Acting as a possible boon to the cyber-insurance industry was the White House’s National Strategy to Secure Cyberspace, released last February. It said: “”No matter how much money you spend on technology, you are not going to prevent all disruptions.”” Consequently, the strategy recommends that businesses purchase some form of cyber-insurance.
More recently, John Spagnuolo, a cyber expert for the Insurance Information Institute, warned: “Unfortunately, most companies are operating in a 21st century threat environment with 20th century insurance coverage.”

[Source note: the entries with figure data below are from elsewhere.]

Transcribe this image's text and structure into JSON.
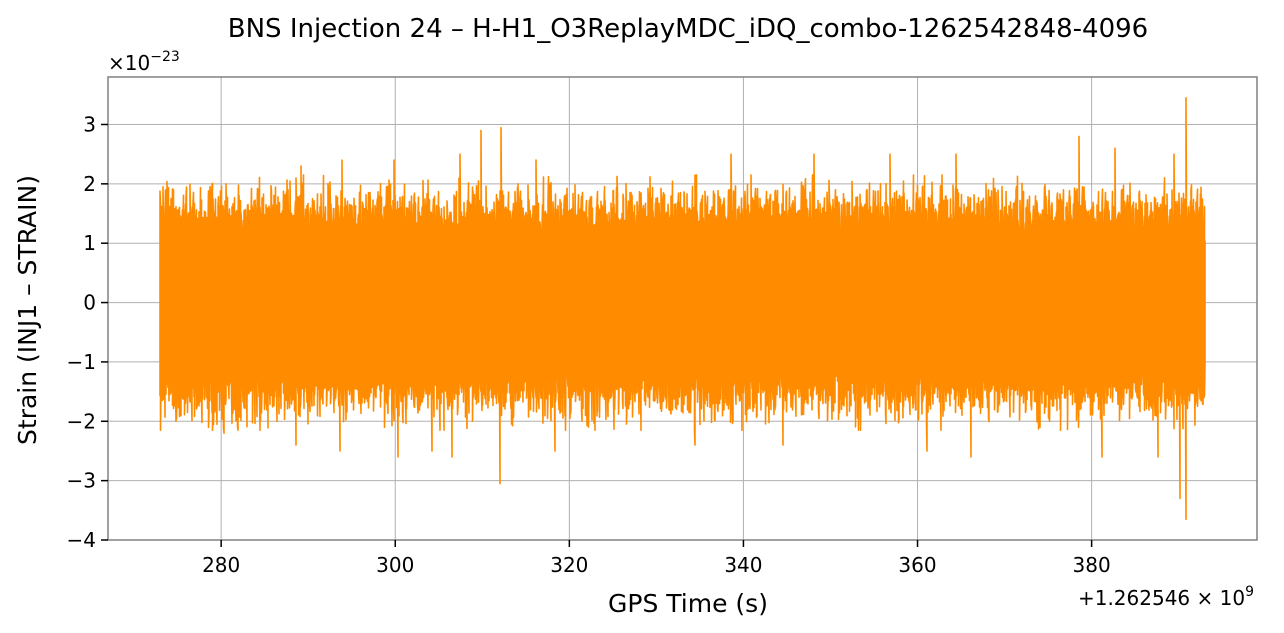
{
  "chart_data": {
    "type": "line",
    "title": "BNS Injection 24 – H-H1_O3ReplayMDC_iDQ_combo-1262542848-4096",
    "xlabel": "GPS Time (s)",
    "ylabel": "Strain (INJ1 – STRAIN)",
    "x_offset_label": "+1.262546 × 10",
    "x_offset_exp": "9",
    "y_scale_label": "×10",
    "y_scale_exp": "−23",
    "xlim": [
      267,
      399
    ],
    "ylim": [
      -4,
      3.8
    ],
    "xticks": [
      280,
      300,
      320,
      340,
      360,
      380
    ],
    "yticks": [
      -4,
      -3,
      -2,
      -1,
      0,
      1,
      2,
      3
    ],
    "ytick_labels": [
      "−4",
      "−3",
      "−2",
      "−1",
      "0",
      "1",
      "2",
      "3"
    ],
    "grid": true,
    "series": [
      {
        "color": "#ff8c00",
        "x_start": 273.0,
        "x_end": 393.0,
        "typical_upper": 1.7,
        "typical_lower": -1.7,
        "peaks": [
          {
            "x": 273.3,
            "y": 1.95
          },
          {
            "x": 280.5,
            "y": 2.0
          },
          {
            "x": 289.2,
            "y": 2.3
          },
          {
            "x": 293.9,
            "y": 2.4
          },
          {
            "x": 299.8,
            "y": 2.4
          },
          {
            "x": 307.4,
            "y": 2.5
          },
          {
            "x": 309.8,
            "y": 2.9
          },
          {
            "x": 312.1,
            "y": 2.95
          },
          {
            "x": 316.2,
            "y": 2.4
          },
          {
            "x": 338.6,
            "y": 2.5
          },
          {
            "x": 348.1,
            "y": 2.5
          },
          {
            "x": 356.8,
            "y": 2.5
          },
          {
            "x": 364.4,
            "y": 2.5
          },
          {
            "x": 378.6,
            "y": 2.8
          },
          {
            "x": 382.7,
            "y": 2.6
          },
          {
            "x": 389.5,
            "y": 2.5
          },
          {
            "x": 390.8,
            "y": 3.45
          }
        ],
        "troughs": [
          {
            "x": 274.8,
            "y": -2.0
          },
          {
            "x": 280.3,
            "y": -2.2
          },
          {
            "x": 288.6,
            "y": -2.4
          },
          {
            "x": 293.6,
            "y": -2.5
          },
          {
            "x": 300.3,
            "y": -2.6
          },
          {
            "x": 304.2,
            "y": -2.5
          },
          {
            "x": 306.5,
            "y": -2.6
          },
          {
            "x": 312.0,
            "y": -3.05
          },
          {
            "x": 318.4,
            "y": -2.5
          },
          {
            "x": 334.4,
            "y": -2.4
          },
          {
            "x": 344.6,
            "y": -2.4
          },
          {
            "x": 361.1,
            "y": -2.5
          },
          {
            "x": 366.2,
            "y": -2.6
          },
          {
            "x": 381.2,
            "y": -2.6
          },
          {
            "x": 387.6,
            "y": -2.6
          },
          {
            "x": 390.2,
            "y": -3.3
          },
          {
            "x": 390.9,
            "y": -3.65
          }
        ]
      }
    ]
  }
}
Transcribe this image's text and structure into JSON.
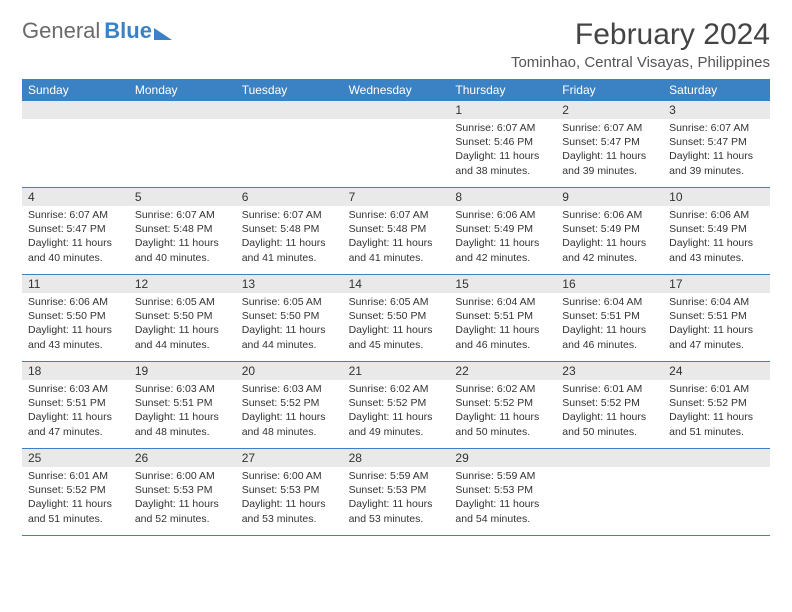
{
  "logo": {
    "text_a": "General",
    "text_b": "Blue"
  },
  "title": "February 2024",
  "location": "Tominhao, Central Visayas, Philippines",
  "colors": {
    "header_bg": "#3b82c4",
    "daynum_bg": "#e9e9e9",
    "text": "#333333",
    "title_text": "#444444",
    "week_border": "#3b82c4"
  },
  "day_names": [
    "Sunday",
    "Monday",
    "Tuesday",
    "Wednesday",
    "Thursday",
    "Friday",
    "Saturday"
  ],
  "weeks": [
    [
      {
        "empty": true
      },
      {
        "empty": true
      },
      {
        "empty": true
      },
      {
        "empty": true
      },
      {
        "n": "1",
        "sunrise": "Sunrise: 6:07 AM",
        "sunset": "Sunset: 5:46 PM",
        "day1": "Daylight: 11 hours",
        "day2": "and 38 minutes."
      },
      {
        "n": "2",
        "sunrise": "Sunrise: 6:07 AM",
        "sunset": "Sunset: 5:47 PM",
        "day1": "Daylight: 11 hours",
        "day2": "and 39 minutes."
      },
      {
        "n": "3",
        "sunrise": "Sunrise: 6:07 AM",
        "sunset": "Sunset: 5:47 PM",
        "day1": "Daylight: 11 hours",
        "day2": "and 39 minutes."
      }
    ],
    [
      {
        "n": "4",
        "sunrise": "Sunrise: 6:07 AM",
        "sunset": "Sunset: 5:47 PM",
        "day1": "Daylight: 11 hours",
        "day2": "and 40 minutes."
      },
      {
        "n": "5",
        "sunrise": "Sunrise: 6:07 AM",
        "sunset": "Sunset: 5:48 PM",
        "day1": "Daylight: 11 hours",
        "day2": "and 40 minutes."
      },
      {
        "n": "6",
        "sunrise": "Sunrise: 6:07 AM",
        "sunset": "Sunset: 5:48 PM",
        "day1": "Daylight: 11 hours",
        "day2": "and 41 minutes."
      },
      {
        "n": "7",
        "sunrise": "Sunrise: 6:07 AM",
        "sunset": "Sunset: 5:48 PM",
        "day1": "Daylight: 11 hours",
        "day2": "and 41 minutes."
      },
      {
        "n": "8",
        "sunrise": "Sunrise: 6:06 AM",
        "sunset": "Sunset: 5:49 PM",
        "day1": "Daylight: 11 hours",
        "day2": "and 42 minutes."
      },
      {
        "n": "9",
        "sunrise": "Sunrise: 6:06 AM",
        "sunset": "Sunset: 5:49 PM",
        "day1": "Daylight: 11 hours",
        "day2": "and 42 minutes."
      },
      {
        "n": "10",
        "sunrise": "Sunrise: 6:06 AM",
        "sunset": "Sunset: 5:49 PM",
        "day1": "Daylight: 11 hours",
        "day2": "and 43 minutes."
      }
    ],
    [
      {
        "n": "11",
        "sunrise": "Sunrise: 6:06 AM",
        "sunset": "Sunset: 5:50 PM",
        "day1": "Daylight: 11 hours",
        "day2": "and 43 minutes."
      },
      {
        "n": "12",
        "sunrise": "Sunrise: 6:05 AM",
        "sunset": "Sunset: 5:50 PM",
        "day1": "Daylight: 11 hours",
        "day2": "and 44 minutes."
      },
      {
        "n": "13",
        "sunrise": "Sunrise: 6:05 AM",
        "sunset": "Sunset: 5:50 PM",
        "day1": "Daylight: 11 hours",
        "day2": "and 44 minutes."
      },
      {
        "n": "14",
        "sunrise": "Sunrise: 6:05 AM",
        "sunset": "Sunset: 5:50 PM",
        "day1": "Daylight: 11 hours",
        "day2": "and 45 minutes."
      },
      {
        "n": "15",
        "sunrise": "Sunrise: 6:04 AM",
        "sunset": "Sunset: 5:51 PM",
        "day1": "Daylight: 11 hours",
        "day2": "and 46 minutes."
      },
      {
        "n": "16",
        "sunrise": "Sunrise: 6:04 AM",
        "sunset": "Sunset: 5:51 PM",
        "day1": "Daylight: 11 hours",
        "day2": "and 46 minutes."
      },
      {
        "n": "17",
        "sunrise": "Sunrise: 6:04 AM",
        "sunset": "Sunset: 5:51 PM",
        "day1": "Daylight: 11 hours",
        "day2": "and 47 minutes."
      }
    ],
    [
      {
        "n": "18",
        "sunrise": "Sunrise: 6:03 AM",
        "sunset": "Sunset: 5:51 PM",
        "day1": "Daylight: 11 hours",
        "day2": "and 47 minutes."
      },
      {
        "n": "19",
        "sunrise": "Sunrise: 6:03 AM",
        "sunset": "Sunset: 5:51 PM",
        "day1": "Daylight: 11 hours",
        "day2": "and 48 minutes."
      },
      {
        "n": "20",
        "sunrise": "Sunrise: 6:03 AM",
        "sunset": "Sunset: 5:52 PM",
        "day1": "Daylight: 11 hours",
        "day2": "and 48 minutes."
      },
      {
        "n": "21",
        "sunrise": "Sunrise: 6:02 AM",
        "sunset": "Sunset: 5:52 PM",
        "day1": "Daylight: 11 hours",
        "day2": "and 49 minutes."
      },
      {
        "n": "22",
        "sunrise": "Sunrise: 6:02 AM",
        "sunset": "Sunset: 5:52 PM",
        "day1": "Daylight: 11 hours",
        "day2": "and 50 minutes."
      },
      {
        "n": "23",
        "sunrise": "Sunrise: 6:01 AM",
        "sunset": "Sunset: 5:52 PM",
        "day1": "Daylight: 11 hours",
        "day2": "and 50 minutes."
      },
      {
        "n": "24",
        "sunrise": "Sunrise: 6:01 AM",
        "sunset": "Sunset: 5:52 PM",
        "day1": "Daylight: 11 hours",
        "day2": "and 51 minutes."
      }
    ],
    [
      {
        "n": "25",
        "sunrise": "Sunrise: 6:01 AM",
        "sunset": "Sunset: 5:52 PM",
        "day1": "Daylight: 11 hours",
        "day2": "and 51 minutes."
      },
      {
        "n": "26",
        "sunrise": "Sunrise: 6:00 AM",
        "sunset": "Sunset: 5:53 PM",
        "day1": "Daylight: 11 hours",
        "day2": "and 52 minutes."
      },
      {
        "n": "27",
        "sunrise": "Sunrise: 6:00 AM",
        "sunset": "Sunset: 5:53 PM",
        "day1": "Daylight: 11 hours",
        "day2": "and 53 minutes."
      },
      {
        "n": "28",
        "sunrise": "Sunrise: 5:59 AM",
        "sunset": "Sunset: 5:53 PM",
        "day1": "Daylight: 11 hours",
        "day2": "and 53 minutes."
      },
      {
        "n": "29",
        "sunrise": "Sunrise: 5:59 AM",
        "sunset": "Sunset: 5:53 PM",
        "day1": "Daylight: 11 hours",
        "day2": "and 54 minutes."
      },
      {
        "empty": true
      },
      {
        "empty": true
      }
    ]
  ]
}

Meanwhile, some companies that were recently hit by the Blaster Worm appear to be weighing their options. Laura Cooke, a spokeswomen for Air Canada, says the company has “various insurance policies that could respond to events like power outages or service interruption of any nature, including computer viruses.”
But the coverage is obviously subject to the policy’s specific terms and conditions, says Cooke. And there are obvious caveats with respect to deductibles.
Welchia, the computer worm designed to inoculate against the Blaster brought down Air Canada’s computer networks and forced the air carrier to check in passengers manually at airports across the country.
The airline is now trying to “get a better understanding of its (insurance plan’s) caveats,” says Cooke.
“Right now we are in the process of examining our various policies and, at the same time, we’re still quantifying any losses sustained by the company as a result of (power) outages and computer viruses.”